Think about it this way: say someone creates a new social media platform on THW: one that includes private messages. It could be the case that the platform acts simply as a way of linking your Identity's chat resources to someone else's, never observing either end of the communication. This is a different model than how we imagine servers and clients today, but something that an Identity-first network enables.
Identities themselves must be secure. That's going to mean at least some degree of multi-factor authentication, and I'm actually open to higher standards than that. If our goal is to guarantee a human brain behind each Identity, there may be other tests necessary to pass before an Identity is granted. I don't think the Google Maps for Business method of mailing a confirmation code makes total sense, but then again, maybe there's something to that. Perhaps even the slowness of onboarding could be a defense against the artificial. Humans can wait. Bots and botnets can't.

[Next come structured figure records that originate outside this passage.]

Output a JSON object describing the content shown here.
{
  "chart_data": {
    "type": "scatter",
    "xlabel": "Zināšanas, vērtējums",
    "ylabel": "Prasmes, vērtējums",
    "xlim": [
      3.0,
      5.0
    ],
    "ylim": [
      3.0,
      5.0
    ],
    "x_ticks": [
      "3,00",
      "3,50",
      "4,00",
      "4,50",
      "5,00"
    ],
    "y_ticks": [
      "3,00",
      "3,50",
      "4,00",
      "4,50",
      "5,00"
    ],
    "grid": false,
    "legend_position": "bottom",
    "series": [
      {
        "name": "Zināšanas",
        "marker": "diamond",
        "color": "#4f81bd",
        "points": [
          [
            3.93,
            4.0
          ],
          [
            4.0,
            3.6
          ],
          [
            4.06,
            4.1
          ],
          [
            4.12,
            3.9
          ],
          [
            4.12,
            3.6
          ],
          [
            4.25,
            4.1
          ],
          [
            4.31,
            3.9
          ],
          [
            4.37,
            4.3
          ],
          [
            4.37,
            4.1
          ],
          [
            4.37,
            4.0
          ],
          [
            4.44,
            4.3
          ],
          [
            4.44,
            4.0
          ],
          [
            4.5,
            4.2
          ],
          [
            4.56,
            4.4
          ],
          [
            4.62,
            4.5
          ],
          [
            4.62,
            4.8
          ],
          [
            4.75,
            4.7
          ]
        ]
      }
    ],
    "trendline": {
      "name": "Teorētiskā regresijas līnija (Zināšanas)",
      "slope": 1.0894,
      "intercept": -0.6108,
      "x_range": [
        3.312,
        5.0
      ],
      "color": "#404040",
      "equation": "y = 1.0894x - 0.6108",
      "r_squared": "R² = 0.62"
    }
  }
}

Okay, one last one, and it may be even less possible than Accountability.
The Human Web Must Be Democratic
Who decides what goes and what doesn't on The Human Web? The Human Web does.
You know, I grew up on the internet. I made friends, fell in love, and built a life online. It is, in many senses, no less real to me than "meatspace." And to me, the internet absolutely is a place. It may not be physical, but it is something in which I exist in some form. I don't have another word for it other than "place."
But the internet has always been a weird demilitarized zone when it comes to the laws that govern conduct there. That's of course in part due to corporate interests, international law (or lack thereof), and the hodgepodge of local regulations that impact how things get done on the web. But the internet never thought of itself as a place, and so it was unimaginable to build a government around it as a whole.
The Human Web must do exactly that. Since it is a network based on upholding certain shared values, there is an inherent need for a body to guarantee that the network is doing its job. This is the purpose of a government: to meet the needs of its citizens.
I'll spare you the Churchill quote, but democracy really is the least worst option we have for governance at scale. Whether direct or representative, making sure users have a meaningful voice in the direction of THW and the hard choices it will face over time.
This is not a business, and there should be no CEO. Reject benevolent dictators. Embrace term limits. The elected officers of THW would serve to administer the network and ask the questions that need asking. Perhaps there is room for a broader legislative body as well. Smarter people than I can figure that out while drafting the Human Web Constitution.
I don't know if one Identity equals one vote. That seems easy to game. Perhaps some reputational threshold would be necessary for voting rights. That feels gross as well though, since it would almost necessarily exclude newcomers from the conversation. Like I said, this one may be harder than Accountability. If states can't figure out digital voting, how would we?
Disclaimer: Imperfect
I told you up front that I was no protocol designer. I also said this is incomplete. It is submitted as thoughts in a moment in time—a moment in which I believe the users of the web must band together to protect human knowledge from the coming flood. It's already raining; the question remains what will survive the storm.
Despite these imperfections, I hope there was some value here for you, even as a list of points to disagree with. And I hope someday to see you on The Human Web.